3. Age Appropriate (1998)
James Coburn looked almost as surprised as everyone else to hear his name called out as the winner for Best Supporting Actor for the little-seen drama Affliction. Although Coburn’s role as an alcoholic crank was acclaimed, fellow respected nominees like Ed Harris (The Truman Show) or Billy Bob Thornton (for A Simple Plan) were considered favorites. Coburn’s win furthered the suspicion that age can be a factor in the Best Supporting Actor category.

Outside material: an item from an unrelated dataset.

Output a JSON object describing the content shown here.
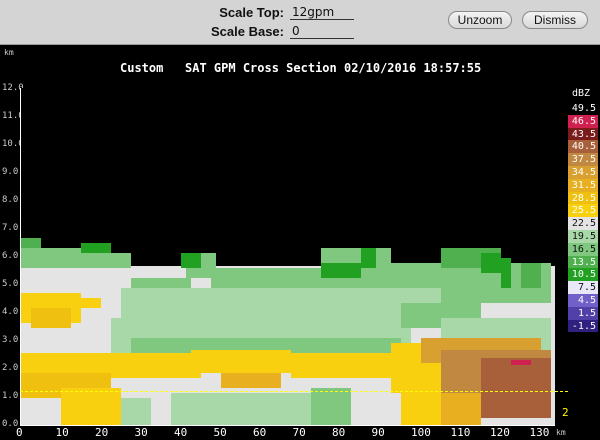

2. Patient’s Virtue (1996)
Most assumed the Academy would hand an Oscar to sentimental favorite Lauren Bacall (The Mirror Has Two Faces), a great actress who finally got a nomination for playing Barbra Streisand’s mother. She’d won the Golden Globe for supporting actress, and despite a performance some said wasn’t Oscar-caliber, was considered a lock for this award. Instead, the Academy handed out one of its most notorious upsets ever, awarding The English Patient’s Juliette Binoche, who was so sure she wouldn’t win that she didn’t have an acceptance speech prepared. Bacall looked a little ticked, and at the podium, Binoche graciously and emphatically declared Bacall should have won.

Marisa Tomei
Marisa Tomei at the 1993 Academy Awards. © Getty Images

1. Acclaimed, or Defamed? (1993)
Forget black helicopters, 9/11 and the moon landing. Few controversies have created such hot debate as Marisa Tomei’s out-of-this-world upset win for Best Supporting Actress over such venerable UK competition as Vanessa Redgrave (rumored to have really won), Joan Plowright and Judy Davis. Because Tomei’s performance as a gum-smacking, dim-bulb mechanic in My Cousin Vinny was labeled too broad and brash to be worthy, Hollywood conspiracy theorists insisted an aging Jack Palance misread Tomei’s name by mistake as the winner when he opened the envelope (a charge that Academy officials denied). To this day her gold is still tarnished.